Diviner Channel 1 gridded visual brightness map for October, 2009. (1PPD)

Diviner Channel 7 gridded daytime brightness temperatures for October, 2009. (1PPD)

Diviner Channel 7 gridded nighttime brightness temperatures for October, 2009. (1PPD)

Bolometric temperature map (1PPD): The bolometric brightness temperature is a measure of the spectrally integrated flux of infrared radiation emerging from the surface. We use bolometric temperature rather than the brightness temperatures in the individual Diviner spectral channels because it is more directly related to the heat balance of the surface. Regardless of the complexity of the scene, if the region within a Diviner footprint is in a state of radiative equilibrium, then there will be a balance between the absorbed flux of solar radiation and the emitted flux of infrared radiation. Furthermore, since bolometric temperature is a measure of the spectrally integrated infrared flux leaving the surface, it is directly relevant to determining infrared heating rates in the shadowed regions of impact craters, where absorbed infrared radiation from warmer crater walls dominates the heat balance.

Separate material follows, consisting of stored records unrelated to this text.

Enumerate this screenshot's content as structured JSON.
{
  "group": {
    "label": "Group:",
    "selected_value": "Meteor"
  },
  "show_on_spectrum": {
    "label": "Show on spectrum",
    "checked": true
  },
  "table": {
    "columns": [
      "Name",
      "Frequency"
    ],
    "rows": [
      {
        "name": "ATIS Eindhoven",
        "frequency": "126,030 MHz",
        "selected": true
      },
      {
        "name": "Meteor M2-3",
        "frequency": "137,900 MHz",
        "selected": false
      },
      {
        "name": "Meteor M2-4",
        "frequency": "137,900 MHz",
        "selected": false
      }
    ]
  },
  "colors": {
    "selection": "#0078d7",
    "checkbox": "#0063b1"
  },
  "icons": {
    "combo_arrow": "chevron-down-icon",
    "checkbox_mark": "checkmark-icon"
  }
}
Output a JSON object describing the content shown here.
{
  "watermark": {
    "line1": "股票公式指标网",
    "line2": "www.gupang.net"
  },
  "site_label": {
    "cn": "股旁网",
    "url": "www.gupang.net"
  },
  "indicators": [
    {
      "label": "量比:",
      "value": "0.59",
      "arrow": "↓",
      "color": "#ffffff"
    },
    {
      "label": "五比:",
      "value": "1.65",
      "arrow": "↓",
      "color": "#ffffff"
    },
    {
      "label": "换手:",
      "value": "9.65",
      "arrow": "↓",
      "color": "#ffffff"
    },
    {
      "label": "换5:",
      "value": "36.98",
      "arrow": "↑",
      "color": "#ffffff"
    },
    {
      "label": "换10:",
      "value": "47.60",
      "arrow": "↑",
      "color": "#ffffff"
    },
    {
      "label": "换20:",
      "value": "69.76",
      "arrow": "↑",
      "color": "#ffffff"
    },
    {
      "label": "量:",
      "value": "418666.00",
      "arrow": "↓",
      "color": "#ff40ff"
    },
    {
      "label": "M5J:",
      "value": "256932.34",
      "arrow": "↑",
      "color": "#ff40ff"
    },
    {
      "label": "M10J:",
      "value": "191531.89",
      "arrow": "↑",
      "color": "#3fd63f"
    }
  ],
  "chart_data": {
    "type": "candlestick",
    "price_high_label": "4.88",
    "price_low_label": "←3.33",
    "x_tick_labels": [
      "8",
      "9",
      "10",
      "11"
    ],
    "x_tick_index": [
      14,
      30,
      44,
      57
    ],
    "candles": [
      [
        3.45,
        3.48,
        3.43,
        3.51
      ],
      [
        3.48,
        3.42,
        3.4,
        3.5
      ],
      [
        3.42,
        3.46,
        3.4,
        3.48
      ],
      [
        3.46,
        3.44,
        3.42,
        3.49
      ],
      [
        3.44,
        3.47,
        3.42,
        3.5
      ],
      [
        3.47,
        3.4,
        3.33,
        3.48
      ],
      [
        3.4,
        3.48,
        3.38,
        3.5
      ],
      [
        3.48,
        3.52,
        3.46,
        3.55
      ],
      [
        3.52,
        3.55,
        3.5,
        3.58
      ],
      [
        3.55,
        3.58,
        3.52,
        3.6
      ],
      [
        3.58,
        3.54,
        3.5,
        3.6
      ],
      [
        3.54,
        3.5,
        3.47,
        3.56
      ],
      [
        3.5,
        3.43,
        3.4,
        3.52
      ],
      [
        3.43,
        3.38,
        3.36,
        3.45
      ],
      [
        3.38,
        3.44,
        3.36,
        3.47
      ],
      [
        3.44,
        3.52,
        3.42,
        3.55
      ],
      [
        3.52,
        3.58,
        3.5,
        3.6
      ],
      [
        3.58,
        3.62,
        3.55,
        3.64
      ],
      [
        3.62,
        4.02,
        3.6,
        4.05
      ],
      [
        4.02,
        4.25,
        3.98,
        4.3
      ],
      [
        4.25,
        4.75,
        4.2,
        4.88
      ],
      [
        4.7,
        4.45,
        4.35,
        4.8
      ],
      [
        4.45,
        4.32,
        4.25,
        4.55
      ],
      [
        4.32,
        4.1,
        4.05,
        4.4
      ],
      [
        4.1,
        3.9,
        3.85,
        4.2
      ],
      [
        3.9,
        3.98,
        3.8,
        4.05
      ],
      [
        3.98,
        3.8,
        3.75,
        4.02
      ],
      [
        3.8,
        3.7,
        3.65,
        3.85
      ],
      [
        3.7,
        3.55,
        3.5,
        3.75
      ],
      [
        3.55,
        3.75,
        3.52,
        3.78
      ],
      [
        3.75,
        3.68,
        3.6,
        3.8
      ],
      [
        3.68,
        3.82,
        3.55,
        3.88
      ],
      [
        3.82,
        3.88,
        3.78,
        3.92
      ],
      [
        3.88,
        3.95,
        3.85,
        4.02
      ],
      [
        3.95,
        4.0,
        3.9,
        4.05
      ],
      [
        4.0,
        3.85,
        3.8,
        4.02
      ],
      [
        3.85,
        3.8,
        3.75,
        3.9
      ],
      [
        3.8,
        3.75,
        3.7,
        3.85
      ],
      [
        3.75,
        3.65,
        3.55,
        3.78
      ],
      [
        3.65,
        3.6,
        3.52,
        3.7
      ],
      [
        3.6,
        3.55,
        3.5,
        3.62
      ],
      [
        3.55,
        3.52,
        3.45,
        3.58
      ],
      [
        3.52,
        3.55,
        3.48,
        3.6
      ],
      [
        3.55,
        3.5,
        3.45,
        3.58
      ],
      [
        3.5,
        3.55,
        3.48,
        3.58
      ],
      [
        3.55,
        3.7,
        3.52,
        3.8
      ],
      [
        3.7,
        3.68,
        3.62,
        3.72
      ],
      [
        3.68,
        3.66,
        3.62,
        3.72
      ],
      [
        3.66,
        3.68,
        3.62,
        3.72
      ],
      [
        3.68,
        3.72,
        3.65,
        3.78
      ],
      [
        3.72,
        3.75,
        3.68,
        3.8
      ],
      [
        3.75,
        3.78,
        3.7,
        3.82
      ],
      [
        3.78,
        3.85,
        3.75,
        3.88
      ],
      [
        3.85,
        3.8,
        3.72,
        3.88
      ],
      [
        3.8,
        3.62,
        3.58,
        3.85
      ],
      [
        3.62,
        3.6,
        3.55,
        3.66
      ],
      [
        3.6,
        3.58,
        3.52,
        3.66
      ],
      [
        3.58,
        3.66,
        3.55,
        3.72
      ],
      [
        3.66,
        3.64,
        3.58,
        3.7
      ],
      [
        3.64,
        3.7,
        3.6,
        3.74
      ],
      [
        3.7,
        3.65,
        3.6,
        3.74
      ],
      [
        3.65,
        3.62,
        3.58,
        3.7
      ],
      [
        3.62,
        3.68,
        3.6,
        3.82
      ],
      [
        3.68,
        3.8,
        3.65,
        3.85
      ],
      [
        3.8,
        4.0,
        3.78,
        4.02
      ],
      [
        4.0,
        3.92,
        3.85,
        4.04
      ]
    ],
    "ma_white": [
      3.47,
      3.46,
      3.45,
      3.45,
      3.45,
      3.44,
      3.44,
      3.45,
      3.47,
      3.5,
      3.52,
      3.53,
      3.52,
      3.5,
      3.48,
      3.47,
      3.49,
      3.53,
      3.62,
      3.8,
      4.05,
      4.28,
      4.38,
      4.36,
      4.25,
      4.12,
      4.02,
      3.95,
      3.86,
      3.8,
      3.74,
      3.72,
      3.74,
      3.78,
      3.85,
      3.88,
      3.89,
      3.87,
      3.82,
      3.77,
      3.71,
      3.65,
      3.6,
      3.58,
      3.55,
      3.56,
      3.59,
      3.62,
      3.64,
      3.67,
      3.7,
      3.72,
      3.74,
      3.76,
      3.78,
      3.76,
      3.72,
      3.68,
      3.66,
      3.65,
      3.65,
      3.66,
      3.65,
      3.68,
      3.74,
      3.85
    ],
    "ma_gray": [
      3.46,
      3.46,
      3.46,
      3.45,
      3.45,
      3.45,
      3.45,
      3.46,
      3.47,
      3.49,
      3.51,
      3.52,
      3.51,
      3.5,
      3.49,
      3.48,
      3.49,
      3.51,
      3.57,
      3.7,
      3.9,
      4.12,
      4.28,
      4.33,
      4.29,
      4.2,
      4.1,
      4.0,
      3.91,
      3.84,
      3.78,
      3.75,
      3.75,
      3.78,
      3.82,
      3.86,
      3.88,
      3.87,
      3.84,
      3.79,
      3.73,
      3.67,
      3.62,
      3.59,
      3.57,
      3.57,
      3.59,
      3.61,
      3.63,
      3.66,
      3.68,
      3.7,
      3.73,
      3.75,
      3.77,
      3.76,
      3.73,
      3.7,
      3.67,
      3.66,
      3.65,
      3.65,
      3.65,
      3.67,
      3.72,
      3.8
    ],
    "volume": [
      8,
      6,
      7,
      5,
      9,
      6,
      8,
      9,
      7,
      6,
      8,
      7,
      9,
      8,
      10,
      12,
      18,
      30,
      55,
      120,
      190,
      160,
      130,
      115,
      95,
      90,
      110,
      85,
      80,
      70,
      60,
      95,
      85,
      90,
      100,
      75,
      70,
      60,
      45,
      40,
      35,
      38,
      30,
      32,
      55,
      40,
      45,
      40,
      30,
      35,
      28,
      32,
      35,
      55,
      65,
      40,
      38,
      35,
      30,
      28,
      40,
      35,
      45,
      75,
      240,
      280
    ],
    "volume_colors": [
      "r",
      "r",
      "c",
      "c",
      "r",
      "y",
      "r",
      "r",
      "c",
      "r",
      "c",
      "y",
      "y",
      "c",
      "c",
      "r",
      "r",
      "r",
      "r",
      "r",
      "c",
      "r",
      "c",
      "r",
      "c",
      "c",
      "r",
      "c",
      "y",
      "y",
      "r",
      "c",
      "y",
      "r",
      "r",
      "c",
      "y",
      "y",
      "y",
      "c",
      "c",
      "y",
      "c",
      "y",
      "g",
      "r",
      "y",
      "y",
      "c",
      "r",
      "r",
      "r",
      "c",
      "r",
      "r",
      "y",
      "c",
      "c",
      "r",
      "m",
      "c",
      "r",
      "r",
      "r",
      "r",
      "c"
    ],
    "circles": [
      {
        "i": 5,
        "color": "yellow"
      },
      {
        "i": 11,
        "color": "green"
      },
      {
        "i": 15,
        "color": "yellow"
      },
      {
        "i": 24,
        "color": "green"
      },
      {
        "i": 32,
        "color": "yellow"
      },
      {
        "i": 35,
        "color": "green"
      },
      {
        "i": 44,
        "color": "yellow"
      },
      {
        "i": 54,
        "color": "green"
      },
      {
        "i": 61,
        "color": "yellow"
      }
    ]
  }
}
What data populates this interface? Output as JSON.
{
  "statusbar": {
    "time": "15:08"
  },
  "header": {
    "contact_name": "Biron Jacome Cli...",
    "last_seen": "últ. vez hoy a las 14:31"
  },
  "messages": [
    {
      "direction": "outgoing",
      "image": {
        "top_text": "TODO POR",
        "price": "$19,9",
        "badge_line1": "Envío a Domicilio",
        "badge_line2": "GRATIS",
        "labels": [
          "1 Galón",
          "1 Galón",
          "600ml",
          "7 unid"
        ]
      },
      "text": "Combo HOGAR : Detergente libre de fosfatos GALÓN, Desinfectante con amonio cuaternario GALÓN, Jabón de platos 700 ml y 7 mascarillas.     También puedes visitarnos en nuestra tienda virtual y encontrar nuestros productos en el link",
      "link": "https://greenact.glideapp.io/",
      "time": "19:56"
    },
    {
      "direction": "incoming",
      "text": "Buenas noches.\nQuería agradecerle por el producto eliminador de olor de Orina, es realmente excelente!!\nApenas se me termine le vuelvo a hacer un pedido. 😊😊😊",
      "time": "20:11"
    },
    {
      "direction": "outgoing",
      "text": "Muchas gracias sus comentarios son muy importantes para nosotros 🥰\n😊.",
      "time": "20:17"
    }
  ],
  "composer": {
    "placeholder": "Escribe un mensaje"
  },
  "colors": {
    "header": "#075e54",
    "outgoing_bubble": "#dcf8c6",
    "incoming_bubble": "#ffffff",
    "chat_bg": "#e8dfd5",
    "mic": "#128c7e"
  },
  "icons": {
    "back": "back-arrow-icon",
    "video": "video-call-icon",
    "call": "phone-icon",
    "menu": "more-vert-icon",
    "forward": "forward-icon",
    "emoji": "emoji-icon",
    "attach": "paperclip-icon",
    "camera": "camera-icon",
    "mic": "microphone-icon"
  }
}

Diviner Global Rock Abundance Map (32PPD): Each sample represents the areal fraction of the surface covered by rock fragments as estimated using the technique described in Bandfield et al. (2011). Data is derived from Diviner data collected from July 5, 2009 through November 30, 2010. Data were restricted to local times of 1930 to 0530 with the solar incidence angles greater than 90 degrees, latitudes between 60N and 60S, emission angles less than 15 degrees, brightness temperatures less than 200K. Several data quality constraints were used as well (quality flag for calibration – 0; quality flag for miscellaneous – 0; noise quality flag – 0 to 1). Data from diviner spectral channels 6, 7, and 8 were binned at 32 pixels per degree in ten separate one hour increments of local time from 1930 to 0530. This map represents the 2230 bin. Because of the groundtrack walk and local time drift of Lunar Reconnaissance Orbiter observations, most surfaces are covered by only a single observation. In some cases, surfaces are covered by multiple observations acquired ~6 or 12 months apart.

Diviner Global Soil Temperature Map (32PPD): Each sample represents the rock-free regolith surface temperature as estimated using the technique described in Bandfield et al. (2011). Data is derived from Diviner data collected from July 5, 2009 through November 30, 2010. Data were restricted to local times of 1930 to 0530 with the solar incidence angles greater than 90 degrees, latitudes between 60N and 60S, emission angles less than 15 degrees, brightness temperatures less than 200K. Several data quality constraints were used as well (quality flag for calibration – 0; quality flag for miscellaneous – 0; noise quality flag – 0 to 1). Data from diviner spectral channels 6, 7, and 8 were binned at 32 pixels per degree in ten separate one hour increments of local time from 1930 to 0530. This map represents the 2230 bin. Because of the groundtrack walk and local time drift of Lunar Reconnaissance Orbiter observations, most surfaces are covered by only a single observation. In some cases, surfaces are covered by multiple observations acquired ~6 or 12 months apart.

Christiansen Feature Map (32PPD): The CF position is the wavelength of a major mid-infrared emissivity peak near 8-microns. It is a measure of silicate composition and shifts to shorter wavelengths for feldspathic lithologies (e.g. highlands) and longer wavelengths for mafic lithologies (e.g. maria). The CF position is also correlated with geochemical composition (generally shorter CF position for higher Si, Na, Ca and longer for higher Fe, Mg). The CF position is calculated from Diviner channels 3, 4, and 5 radiances. Each radiance is binned and averaged and then converted to brightness temperature. The three point brightness temperature spectrum is solved quadratically to determine the maximum brightness temperature. Emissivity values are then calculated for channels 3, 4, and 5. The emissivity spectrum is solved quadratically to determine the CF position.

Model-calculated depths at which water ice would be lost to sublimation at a rate of less than 1 kg/m2 per billion years.